A pesquisa leva em consideração os moradores das 20 cidades que integram a RMC (Região Metropolitana de Campinas). A região tinha em funcionamento no ano passado um total de 30.799 estabelecimentos de alimentação fora do lar (0,5% a menos na comparação com 2022).
Gastos com alimentação fora de casa por classe
Segundo o estudo, a classe B foi quem mais consumiu em bares em restaurantes da RMC, com alta de 15,4%. Mesmo com queda de 5,6%, a classe C ficou em segundo lugar, à frente da classe A, que teve alta de 25,1%. Por fim, estão as classes D e E.
Veja os gastos com alimentação fora de casa na RMC por classe:
- Classe B: R$ 2.958.540 bilhões, alta de 15,4%;
- Classe C: R$ 1.666.569 bilhão, queda de 5,6%;
- Classe A: R$ 1.111.639 bilhão, alta de 25,1%;
- Classes D/E: R$ 180.122 milhões, queda de 3,4%.

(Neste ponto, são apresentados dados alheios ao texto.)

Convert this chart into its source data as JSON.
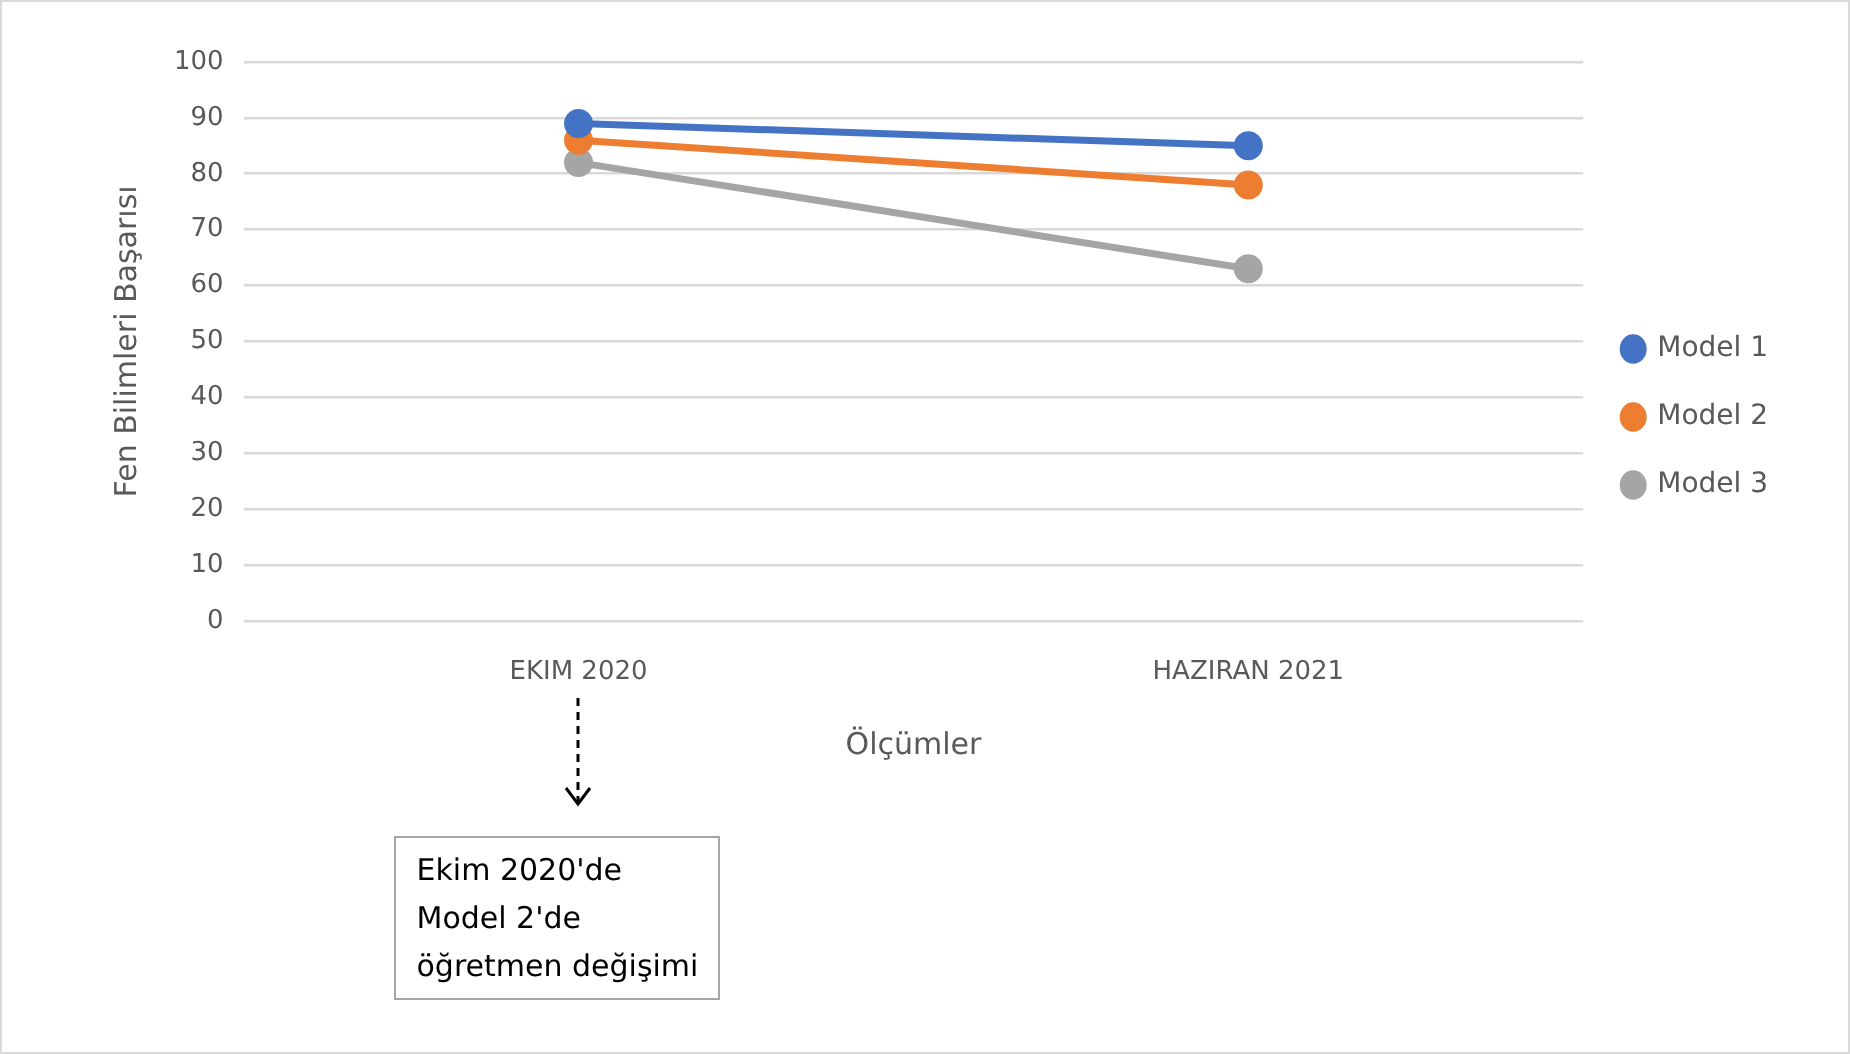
{
  "chart_data": {
    "type": "line",
    "xlabel": "Ölçümler",
    "ylabel": "Fen Bilimleri Başarısı",
    "categories": [
      "EKIM 2020",
      "HAZIRAN 2021"
    ],
    "series": [
      {
        "name": "Model 1",
        "color": "#4472c4",
        "values": [
          89,
          85
        ]
      },
      {
        "name": "Model 2",
        "color": "#ed7d31",
        "values": [
          86,
          78
        ]
      },
      {
        "name": "Model 3",
        "color": "#a5a5a5",
        "values": [
          82,
          63
        ]
      }
    ],
    "ylim": [
      0,
      100
    ],
    "yticks": [
      0,
      10,
      20,
      30,
      40,
      50,
      60,
      70,
      80,
      90,
      100
    ],
    "grid": "y",
    "legend": "right",
    "marker": "circle",
    "line_style": "solid",
    "annotations": [
      "Ekim 2020'de\nModel 2'de\nöğretmen değişimi"
    ]
  }
}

Para o presidente da Abrasel (Associação Brasileira de Bares e Restaurantes) Regional Campinas, Matheus Mason, levando em conta os altos e baixos do mercado no ano passado, um crescimento de 9,5% nos gastos dos moradores da RMC é um número representativo para o setor de bares e restaurantes. “Isso mostra a pujança e a força do setor de alimentação fora do lar em nossa região”, afirma Mason.
O fundador e sócio da Rede Lanchão Brasil, Roger Antônio Domingues, reforça os dados do IPC Maps. “Tivemos no ano passado, como rede, um crescimento de 11% no faturamento das unidades da Região Metropolitana de Campinas, o que consideramos um número muito bom dentro do segmento de alimentação fora do lar”, disse.
Alta em Campinas
Dos gastos com alimentação fora de casa na região, Campinas respondeu por um total de R$ 2.525 bilhões, alta de 4,1% na comparação a 2022. Por classe, o consumo também foi liderado pela classe B (aumento de 10,1%), e seguiu o mesmo ranqueamento da RMC. Confira:
- Classe B: R$ 1.104.309 bilhão, aumento de 10,1%;
- Classe C: R$ 602.366 milhões, queda de 10,1%;
- Classe A: R$ 486.376 milhões, alta de 15,5%;
- Classes D/E: R$ 59.179 milhões, retração de 13,6%.
No ano passado, a cidade contava com um total de 12.305 estabelecimentos ativos.